Adam writes with Jonathan Parkyn. They are currently writing two scripts for new series Frack Off (Shire Oak Films) and an episode outline for animated series Floogals for Sprout/Belly Up. Together, they completed episodes for series 2 and 3 of Hank Zipzer for Kindle/CBBC and wrote two episodes for series 3 of So Awkward for Channel X/CBBC having written two for the third series. They are currently writing two episodes for series four. All this as well as a bumper crop of original comedy projects of their own. These include sitcoms Spoilers (an episode for Hat Trick/ITV2) and Babyface (script commissioned by Tiger Aspect). They are also developing horror comedy feature idea, Beast 17.
In 2012 they wrote two episodes of their own supernatural sitcom, Deadbeats for BBC3, and a pilot was filmed. Further notable joint credits include another BBC3 pilot, The Accidental Shaman, and Bryan’s Daughter (optioned to Tidy), along with a smattering of sketches for BBC3’s CGI-based sketch show The Wrong Door.
Adam and Jonathan like to keep themselves amused by finding ways to mis-use Photoshop, the results of which can be found at www.littlebitwrong.com.
Previously, Adam was co-founder of the sketch group Electric Eel, with Dan Clark and Cliff Kelly, who wrote and performed material together for six years, including five successful shows at the Edinburgh Festival.

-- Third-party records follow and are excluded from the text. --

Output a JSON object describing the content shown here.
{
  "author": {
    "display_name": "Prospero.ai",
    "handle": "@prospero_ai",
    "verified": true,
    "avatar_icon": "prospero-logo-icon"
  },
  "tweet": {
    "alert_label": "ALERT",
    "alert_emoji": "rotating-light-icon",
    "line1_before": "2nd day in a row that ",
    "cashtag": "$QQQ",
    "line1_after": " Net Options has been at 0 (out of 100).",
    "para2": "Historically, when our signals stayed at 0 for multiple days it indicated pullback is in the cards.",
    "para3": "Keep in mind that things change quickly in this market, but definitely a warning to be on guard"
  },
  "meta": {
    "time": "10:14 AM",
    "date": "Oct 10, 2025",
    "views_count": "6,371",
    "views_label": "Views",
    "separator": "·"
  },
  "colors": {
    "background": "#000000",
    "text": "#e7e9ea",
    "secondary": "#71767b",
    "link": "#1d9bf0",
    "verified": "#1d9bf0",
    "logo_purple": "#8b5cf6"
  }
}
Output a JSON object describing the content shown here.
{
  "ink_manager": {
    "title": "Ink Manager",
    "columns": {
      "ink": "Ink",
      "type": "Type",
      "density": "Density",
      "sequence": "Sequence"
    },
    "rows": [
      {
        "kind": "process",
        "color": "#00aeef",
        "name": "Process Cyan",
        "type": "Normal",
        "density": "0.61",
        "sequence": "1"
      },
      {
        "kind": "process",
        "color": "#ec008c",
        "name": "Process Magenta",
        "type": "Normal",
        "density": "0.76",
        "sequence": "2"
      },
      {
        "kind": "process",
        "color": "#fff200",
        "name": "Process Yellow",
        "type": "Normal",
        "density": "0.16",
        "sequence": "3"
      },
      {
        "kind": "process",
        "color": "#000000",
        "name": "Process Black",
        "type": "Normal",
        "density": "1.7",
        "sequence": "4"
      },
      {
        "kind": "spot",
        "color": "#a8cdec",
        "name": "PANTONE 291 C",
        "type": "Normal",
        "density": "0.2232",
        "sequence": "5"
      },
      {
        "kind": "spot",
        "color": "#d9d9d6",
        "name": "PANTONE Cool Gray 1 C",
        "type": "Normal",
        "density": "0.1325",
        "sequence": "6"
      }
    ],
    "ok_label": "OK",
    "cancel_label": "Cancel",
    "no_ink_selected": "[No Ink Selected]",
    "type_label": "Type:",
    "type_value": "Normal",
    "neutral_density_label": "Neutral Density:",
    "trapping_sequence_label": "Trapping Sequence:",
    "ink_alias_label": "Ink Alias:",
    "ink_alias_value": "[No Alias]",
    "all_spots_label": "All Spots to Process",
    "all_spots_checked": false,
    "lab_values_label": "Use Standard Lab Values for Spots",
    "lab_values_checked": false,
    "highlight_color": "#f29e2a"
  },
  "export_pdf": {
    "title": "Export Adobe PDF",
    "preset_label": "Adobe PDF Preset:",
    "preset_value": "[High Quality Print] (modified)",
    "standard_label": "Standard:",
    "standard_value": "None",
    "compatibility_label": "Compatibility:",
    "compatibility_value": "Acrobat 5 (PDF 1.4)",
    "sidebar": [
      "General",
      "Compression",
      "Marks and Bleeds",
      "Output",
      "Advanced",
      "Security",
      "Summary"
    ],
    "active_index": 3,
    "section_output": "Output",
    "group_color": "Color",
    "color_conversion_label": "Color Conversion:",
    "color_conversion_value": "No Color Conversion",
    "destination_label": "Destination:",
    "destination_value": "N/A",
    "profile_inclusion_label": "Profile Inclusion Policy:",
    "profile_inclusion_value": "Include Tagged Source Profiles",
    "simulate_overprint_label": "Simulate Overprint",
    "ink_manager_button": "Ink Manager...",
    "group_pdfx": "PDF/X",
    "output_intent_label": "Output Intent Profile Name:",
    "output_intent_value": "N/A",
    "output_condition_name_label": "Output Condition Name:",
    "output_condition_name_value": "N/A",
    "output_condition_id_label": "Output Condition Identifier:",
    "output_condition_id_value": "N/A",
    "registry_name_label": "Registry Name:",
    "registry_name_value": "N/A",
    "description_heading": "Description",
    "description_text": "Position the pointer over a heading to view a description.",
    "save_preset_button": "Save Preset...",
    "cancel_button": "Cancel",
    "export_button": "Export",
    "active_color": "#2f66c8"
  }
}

Adam also co-wrote two series of The Estate Agents for Channel 4, as well as Roy Dance is Dead for the channel’s Comedy Lab strand. He has also contributed sketches to BBC 2’s Comedy Nation and wrote the mini-sitcom, Stop the World for BBC Choice. His radio credits include The Electric Hotel, a pilot for Radio 4.
Adam is currently working on a short film script, Invisible, and an animation project, Jake’s Dad. He is also an actor, with credits that include The Inbetweeners, The IT Crowd and How Not To Live Your Life (Adam is not to be confused with the Irish actor Adam Goodwin, who is obviously very talented but doesn’t have the extra ‘G’).